KATHERINE CULLEN: Absolutely. We are seeing a lot of interest in in-store shopping. We know that it's particularly key around the holiday season. People like to touch and feel those gifts, see them in person, before making the actual purchase. We are seeing the percent of consumers who plan to shop online this year is very much on par with pre-pandemic levels. A little over half plan to shop online during the holiday season, down from last year, which was around 60%.

And this is carried out in retail sales as well from the census, where we are seeing retail sales, the percent that are attributed to online and other non-store has settled back down. It's a little higher than where it was before the pandemic, but just a couple of percentage points and certainly down from its peak in the early part of the pandemic during all the shutdowns.

KARINA MITCHELL: And then we're also seeing so much with supply chain issues and delivery headaches as well. Are we seeing a lot of bargains and deals that suppliers are putting out, that retailers are putting out to attract customers? Or are they worried that, you know, they're going to put out these deals and then maybe run out of inventory or run out of the right size or stock?

KATHERINE CULLEN: Well, we do have to remember, these supply chain disruptions have been impacting the industry, really, since the start of the pandemic. They've manifested themselves in a couple of different ways. But retailers have continued to deal with ongoing, as well as new, supply chain challenges.

From talking to our members, we are hearing that they are planning to offer promotions and deals during the holiday season. It's part of their strategy. As we've seen in the past, many of those deals are becoming more targeted. You might see more things like flash sales, buy one get one type of promotions. But they do know that that is a big attractor for consumers during this time of year. And they are certainly planning it into their strategies.

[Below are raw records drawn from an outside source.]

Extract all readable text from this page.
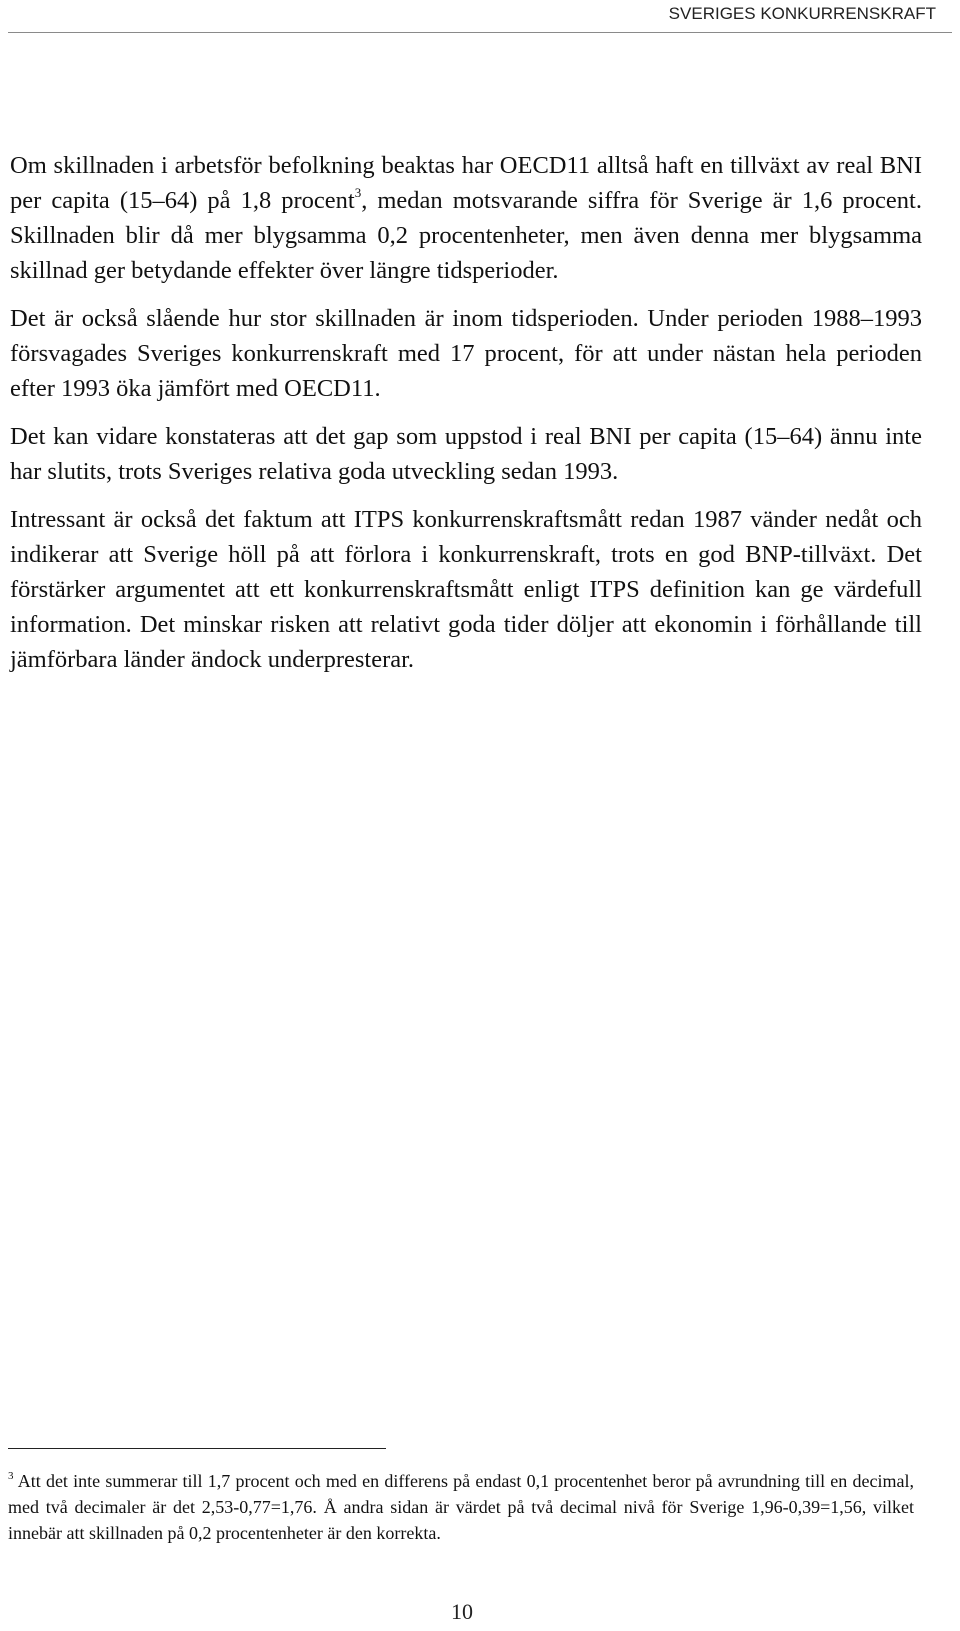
SVERIGES KONKURRENSKRAFT

Om skillnaden i arbetsför befolkning beaktas har OECD11 alltså haft en tillväxt av real BNI per capita (15–64) på 1,8 procent$^3$, medan motsvarande siffra för Sverige är 1,6 procent. Skillnaden blir då mer blygsamma 0,2 procentenheter, men även denna mer blygsamma skillnad ger betydande effekter över längre tidsperioder.

Det är också slående hur stor skillnaden är inom tidsperioden. Under perioden 1988–1993 försvagades Sveriges konkurrenskraft med 17 procent, för att under nästan hela perioden efter 1993 öka jämfört med OECD11.

Det kan vidare konstateras att det gap som uppstod i real BNI per capita (15–64) ännu inte har slutits, trots Sveriges relativa goda utveckling sedan 1993.

Intressant är också det faktum att ITPS konkurrenskraftsmått redan 1987 vänder nedåt och indikerar att Sverige höll på att förlora i konkurrenskraft, trots en god BNP-tillväxt. Det förstärker argumentet att ett konkurrenskraftsmått enligt ITPS definition kan ge värdefull information. Det minskar risken att relativt goda tider döljer att ekonomin i förhållande till jämförbara länder ändock underpresterar.

$^3$ Att det inte summerar till 1,7 procent och med en differens på endast 0,1 procentenhet beror på avrundning till en decimal, med två decimaler är det 2,53-0,77=1,76. Å andra sidan är värdet på två decimal nivå för Sverige 1,96-0,39=1,56, vilket innebär att skillnaden på 0,2 procentenheter är den korrekta.
10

That said, we know inventory is a concern right now. Most of our members feel that they have-- they're in a fairly solid place with products in stock or on their way. They've moved up their shipping timelines. But that is certainly something causing a little more stress this year, both for consumers and for the industry.

ALEXIS CHRISTOFOROUS: And Katherine, how about how much people are planning to spend on gifts or anything holiday related? Because we have so much pent-up demand, because so many people weren't out shopping or traveling or spending money in their usual ways during the pandemic, are they just going to go really big and spend this time around?

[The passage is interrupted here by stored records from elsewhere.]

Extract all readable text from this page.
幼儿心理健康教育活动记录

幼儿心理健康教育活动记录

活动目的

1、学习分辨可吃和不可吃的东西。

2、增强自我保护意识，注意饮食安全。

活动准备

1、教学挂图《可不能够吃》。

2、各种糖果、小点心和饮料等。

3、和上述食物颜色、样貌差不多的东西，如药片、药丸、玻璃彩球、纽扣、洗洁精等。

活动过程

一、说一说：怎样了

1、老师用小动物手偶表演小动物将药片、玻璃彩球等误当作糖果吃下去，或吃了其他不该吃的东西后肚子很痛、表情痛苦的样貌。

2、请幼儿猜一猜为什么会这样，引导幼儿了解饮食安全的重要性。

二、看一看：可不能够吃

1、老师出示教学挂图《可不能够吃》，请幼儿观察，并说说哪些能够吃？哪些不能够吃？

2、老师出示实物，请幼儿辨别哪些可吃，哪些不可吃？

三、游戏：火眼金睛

KATHERINE CULLEN: Well, we actually saw really strong spending around the holidays last year. If you'll recall, retail sales for November and December were actually up 8% year over year. Consumers, from everything that we have seen, wanted to make these occasions feel special. They were in a fairly solid place in many cases through efforts like stimulus. Now, of course, we're in a little bit of a different place, but we are seeing consumer confidence has come back up again. Consumers are in a fairly good place when it comes to their own pocketbooks, on average, at least.

And we are seeing that the average consumer plans to spend nearly $1,000 on gifts, decorations, food for hosting, as well as other items to treat themselves or their families. And we're seeing some consumers, particularly in the 65 and up category, increasing what they plan to spend on gifts this year, perhaps because they can get together with family, maybe see grandkids they weren't able to see last year. So there's a lot of emotional elements factoring into how people are approaching the holidays this season.

ALEXIS CHRISTOFOROUS: All right, Katherine Cullen, senior director of industry and consumer insights there at the National Retail Federation, thanks for joining us today.